There is currently no support for reading a schema specification from an XML file ("full conformance" in W3C terms). Schemata must be constructed "manually" by instantiating an XML::Schema object and calling its various methods to define types, elements, and so on. ("minimal conformance" in W3C terms). It is hoped that the modules will eventually implement sufficient conformance with the W3C XML Schema standard to allow the schema for W3C XML Schema documents to be encoded. This will allow a parser to be automatically generated which can read W3C XML Schema documents, validate them, and generate the approriate XML::Schema Perl objects to represent it. Thus, the minimally conformant parser should be able to bootstrap a fully conformant parser.

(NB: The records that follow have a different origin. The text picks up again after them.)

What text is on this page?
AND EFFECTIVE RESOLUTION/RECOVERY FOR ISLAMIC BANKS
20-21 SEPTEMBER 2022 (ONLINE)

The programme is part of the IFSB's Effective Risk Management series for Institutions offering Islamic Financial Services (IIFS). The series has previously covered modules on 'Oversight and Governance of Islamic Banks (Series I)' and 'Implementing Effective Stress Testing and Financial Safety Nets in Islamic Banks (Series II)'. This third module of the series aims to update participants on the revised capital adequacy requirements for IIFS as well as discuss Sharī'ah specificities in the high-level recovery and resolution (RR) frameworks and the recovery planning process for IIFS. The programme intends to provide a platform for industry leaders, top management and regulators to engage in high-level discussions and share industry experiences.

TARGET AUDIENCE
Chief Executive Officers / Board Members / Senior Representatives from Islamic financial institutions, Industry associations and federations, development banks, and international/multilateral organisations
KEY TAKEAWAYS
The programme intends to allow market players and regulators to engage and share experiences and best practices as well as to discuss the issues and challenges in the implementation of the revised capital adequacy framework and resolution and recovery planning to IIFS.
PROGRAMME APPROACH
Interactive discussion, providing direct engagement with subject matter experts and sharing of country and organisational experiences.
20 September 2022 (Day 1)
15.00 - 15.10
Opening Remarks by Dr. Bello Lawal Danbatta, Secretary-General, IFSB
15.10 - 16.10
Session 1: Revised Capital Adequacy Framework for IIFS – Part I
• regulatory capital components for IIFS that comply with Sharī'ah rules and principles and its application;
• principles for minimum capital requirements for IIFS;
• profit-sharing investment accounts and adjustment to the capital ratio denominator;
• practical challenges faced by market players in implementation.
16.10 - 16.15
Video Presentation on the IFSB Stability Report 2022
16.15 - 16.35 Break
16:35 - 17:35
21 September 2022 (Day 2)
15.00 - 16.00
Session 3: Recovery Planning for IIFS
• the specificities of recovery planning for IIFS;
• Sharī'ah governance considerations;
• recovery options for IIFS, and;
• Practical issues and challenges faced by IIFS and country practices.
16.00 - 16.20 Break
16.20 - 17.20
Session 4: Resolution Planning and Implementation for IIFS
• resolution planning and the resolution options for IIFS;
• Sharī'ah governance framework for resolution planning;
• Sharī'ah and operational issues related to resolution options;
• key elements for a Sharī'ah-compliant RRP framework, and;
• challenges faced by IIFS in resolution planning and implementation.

Once you have a schema representation in terms of Perl objects, whether constructed manually or by an automatic code generator as described above, the parser() method can be called to generate a validating parser (an XML::Parser object) for parsing and validating XML instance documents according to the schema.

In addition to "trivial" XML::Schema validation (we use the term lightly because such validation is anything but trivial), the XML::Schema module set implements a powerful extension mechanism by which the basic capability of the validating parser can be enhanced. We introduce the term "XML Schedule" to describe this feature.

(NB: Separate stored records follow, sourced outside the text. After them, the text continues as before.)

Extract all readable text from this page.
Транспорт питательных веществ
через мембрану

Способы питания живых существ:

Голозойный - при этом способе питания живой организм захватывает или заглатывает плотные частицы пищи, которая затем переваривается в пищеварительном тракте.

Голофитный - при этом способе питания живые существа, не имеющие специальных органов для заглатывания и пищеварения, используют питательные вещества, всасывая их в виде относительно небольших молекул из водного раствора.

An XML Schedule is a set of production rules which can be associated with an XML Schema. The rules specify what actions should be taken after the parser has identified, parsed and validated particular elements, attributes or character content within an instance document. In implementation terms, the rules are simply Perl callbacks which annotate the schema and are called either immediately before or after a particular item is parsed.

By this process, we can create the appropriate annotations to a schema to perform additional validation or post-processing of certain part(s) of the instance document. A schedule is effectively a "back-end" which sits behind the "front-end" parser. The parser parses an XML document, validates each attribute, element, etc., and then calls the schedule to perform any actions associated with that item. You can use this technique to annotation the schema with your own XML processing actions that perform whatever manipulation of the incoming data that you require. You can convert XML documents to different formats according to your own stylesheet rules or transformations, marshal XML data into Perl objects or database records, generate HTML pages, forms, and so on.

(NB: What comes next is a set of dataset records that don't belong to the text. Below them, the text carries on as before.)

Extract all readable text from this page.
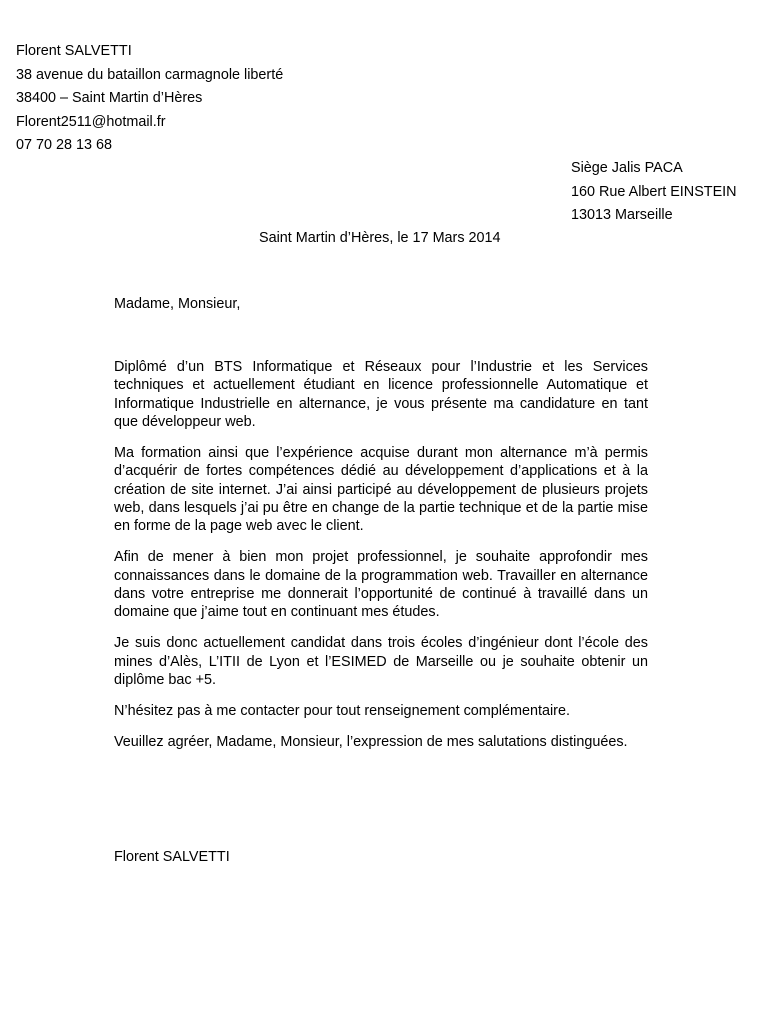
Florent SALVETTI
38 avenue du bataillon carmagnole liberté
38400 – Saint Martin d’Hères
Florent2511@hotmail.fr
07 70 28 13 68
Siège Jalis PACA
160 Rue Albert EINSTEIN
13013 Marseille
Saint Martin d’Hères, le 17 Mars 2014
Madame, Monsieur,

Diplômé d’un BTS Informatique et Réseaux pour l’Industrie et les Services techniques et actuellement étudiant en licence professionnelle Automatique et Informatique Industrielle en alternance, je vous présente ma candidature en tant que développeur web.

Ma formation ainsi que l’expérience acquise durant mon alternance m’à permis d’acquérir de fortes compétences dédié au développement d’applications et à la création de site internet. J’ai ainsi participé au développement de plusieurs projets web, dans lesquels j’ai pu être en change de la partie technique et de la partie mise en forme de la page web avec le client.

Afin de mener à bien mon projet professionnel, je souhaite approfondir mes connaissances dans le domaine de la programmation web. Travailler en alternance dans votre entreprise me donnerait l’opportunité de continué à travaillé dans un domaine que j’aime tout en continuant mes études.

Je suis donc actuellement candidat dans trois écoles d’ingénieur dont l’école des mines d’Alès, L’ITII de Lyon et l’ESIMED de Marseille ou je souhaite obtenir un diplôme bac +5.

N’hésitez pas à me contacter pour tout renseignement complémentaire.

Veuillez agréer, Madame, Monsieur, l’expression de mes salutations distinguées.

Florent SALVETTI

One of the good things about all this is that it happens in "streaming" mode. You don't have to build a big or complicated model in memory and then navigate it to find the bits that you want and throw away the rest. Because you're parsing to a schema which indicates a "known" document structure, you can specify in advance what you want to do with different parts of it.

As well as specifying what you want, you can also chose to selectively ignore certain parts of a document, effectively navigating only certain nodes of interest. It should be possible, for example, to implement an XPath facility (or rather a subset of XPath) which annotes the nodes in the schema required to navigate to the specified XPath and ignores all others.

This is a stable alpha release of these modules. They are complete in as much as they do what they advertise they can do. However, they are incomplete in places due to missing or inadequate documentation, tests, examples, etc. Also be advised that the modules do not yet support some of the more obscure features described in the W3C XML Schema specification.